Tortama KN II mengutarakan, dengan Data Centric dan Analytics Centric yang saling melengkapi, maka akan memudahkan komunikasi dan kolaborasi antar satuan kerja dan seluruh entitas yang terkait dalam proses pengumpulan data. Dan dengan sendirinya akan mengakselarisasi peningkatan data, serta model-model analytics yang dibutuhkan.
Adapun narasumber yang dihadirkan pada kegiatan ini antara lain Guru Besar Universitas Indonesia Bidang Kecerdasan Buatan (Artificial Intelligence) dan Robotika Wisnu Djatmiko, yang memaparkan beberapa materi dengan tema Emerging Technologies di Era Industri 4.0, Konsep Big Data dan Big Data Analytics, dan Penerapan Big Data Analytics di sektor pemerintahan, Penerapan Big Data Analytics di BPK.
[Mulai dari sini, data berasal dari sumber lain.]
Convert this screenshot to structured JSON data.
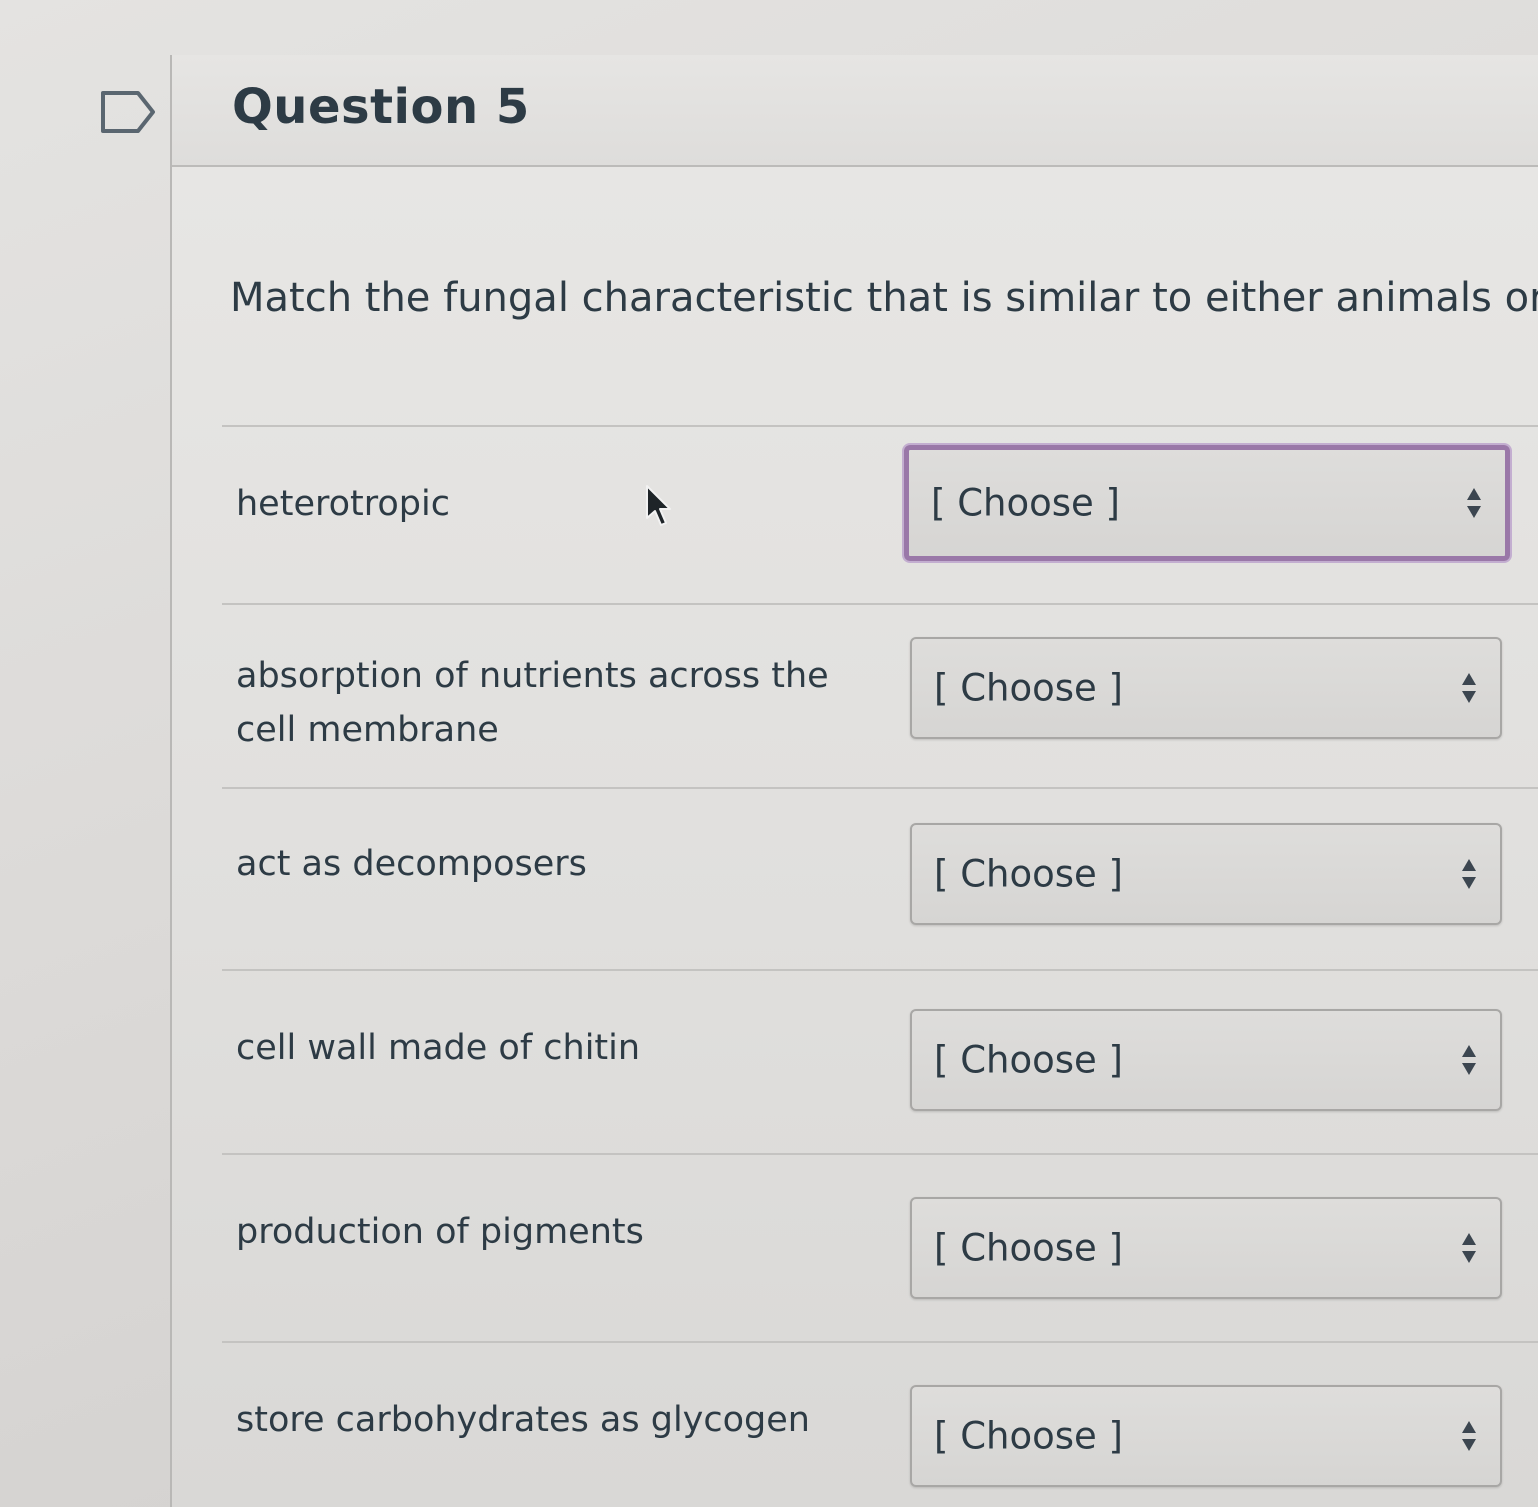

Selain itu, narasumber lainnya yaitu Kepala Biro Teknologi Informasi BPK Pranoto, yang memaparkan mengenai Demo Penggunaan Dashboard Bidics. Bertindak sebagai moderator pada workshop ini yaitu Kepala Auditorat II.D Thomas Ipoeng Andjar Wasita.
Workshop ini merupakan rangkaian dari kegiatan yang telah direncanakan bersama dalam business case pengembangan dan pemanfaatan Bidics. Kegiatan-kegiatan yang telah dilaksanakan sejak tahun 2020 di antaranya pengembangan Grand Design BPK Bidics, Business Case Inisiatif Strategis, pembentukan Kelompok Kerja (Pokja) Bidics, Portal Bidics, Laboratorium Bidics, pengumpulan data, Piloting Bidics untuk dukungan pemeriksaan Laporan Keuangan Pemerintah Pusat (LKPP), Laporan Keuangan Kementerian Lembaga (LKKL), dan Laporan Keuangan Pemerintah Daerah (LKPD), serta pemeriksaan strategis atau tematik.

Plt. Kepala Badiklat PKN Gunarwanto mengatakan, paparan para narasumber dapat memberikan pemahaman bagi para peserta workshop tentang Bidics dan manfaatnya dalam menunjang pekerjaan-pekerjaan di BPK. Oleh karena itu, peserta diharapkan dapat mengeksplorasi lebih lanjut hasil-hasil Bidics yang telah ada saat ini, serta memperkaya model analytics yang sudah ada dan mengoptimalkan Bidics dalam seluruh proses bisnis BPK.